ALESSIO TORINOIl rapporto dei personaggi con Urbino è complesso: sembra sempre stiano lì lì per andarsene ma che nello stesso tempo vogliano restare.
Il rapporto di questi personaggi con la città è diverso. C’è chi se ne vorrebbe andare via per realizzarsi, c’è chi invece deve tornare come Mattia Volponi per risolvere le sue questioni familiari, c’è chi come Zena si sente divisa tra una natura di studentessa fuori sede, perché convive con la vita che fanno le altre ai collegi e ai bar, e una natura da urbinate che a Natale e Pasqua si ritrova da sola con la città deserta. Ci sono due aspetti differenti nella stessa realtà: una città metropolitana con persone e luoghi diversi, con lingue diverse come il greco e una città che ha l’aspetto di un paese.

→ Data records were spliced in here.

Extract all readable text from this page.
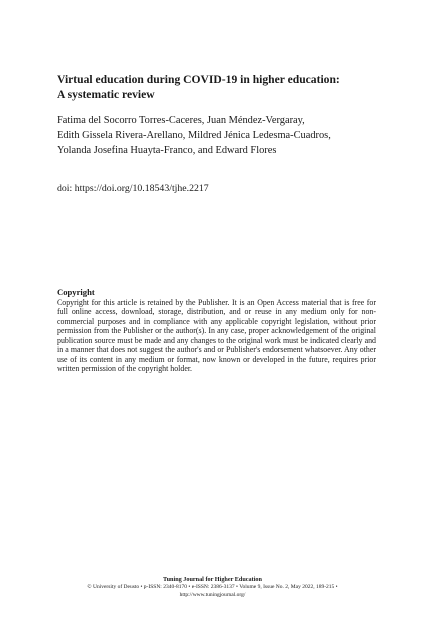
Virtual education during COVID-19 in higher education:
A systematic review

Fatima del Socorro Torres-Caceres, Juan Méndez-Vergaray,
Edith Gissela Rivera-Arellano, Mildred Jénica Ledesma-Cuadros,
Yolanda Josefina Huayta-Franco, and Edward Flores

doi: https://doi.org/10.18543/tjhe.2217

Copyright

Copyright for this article is retained by the Publisher. It is an Open Access material that is free for full online access, download, storage, distribution, and or reuse in any medium only for non-commercial purposes and in compliance with any applicable copyright legislation, without prior permission from the Publisher or the author(s). In any case, proper acknowledgement of the original publication source must be made and any changes to the original work must be indicated clearly and in a manner that does not suggest the author's and or Publisher's endorsement whatsoever. Any other use of its content in any medium or format, now known or developed in the future, requires prior written permission of the copyright holder.

Tuning Journal for Higher Education
© University of Deusto • p-ISSN: 2340-8170 • e-ISSN: 2386-3137 • Volume 9, Issue No. 2, May 2022, 189-215 •
http://www.tuningjournal.org/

Ci sono immagini o simboli ricorrenti all’interno del libro?
I simboli sono difficili da sondare anche per chi li crea. A me è piaciuto ritornare sull’immagine delle mura di Urbino, che viste dall’alto, ricordano la forma di un fegato. Ho un po’ giocato con questa immagine, costruendo due visioni: da una parte una città che filtra il mondo intero e ne racchiude in sé il significato. Una città che diventa da sola il mondo intero. Dall’altra parte invece un fegato nel vero senso della parola per i fiumi d’alcol che vengono consumati: un aspetto più dolente. Da una parte c’è questo aspetto cristallino, queste mura, il fegato che filtra; dall’altra un’immagine più compromessa. La città non si risolve in nessuna di queste due parti ma nel loro equilibrio.

In cosa differiscono la Urbino letteraria e quella reale?
Le due cose per me sono completamente distinte. Il tessuto civico della città si è andato sfaldando nel corso degli anni. Questo lo dico da urbinate con grande dispiacere. Nel giorno della vigilia di Natale in qualsiasi piccola cittadina si può incontrare gente che si scambia gli auguri, qui a Urbino invece si assiste a una città vuota, quasi una specie di soprammobile che ha perso il suo significato quando non ci sono gli studenti. Peccato perché una città dovrebbe avere un senso sempre: gli studenti la rendono unica però deve esserci un equilibrio tra la popolazione studentesca e i residenti.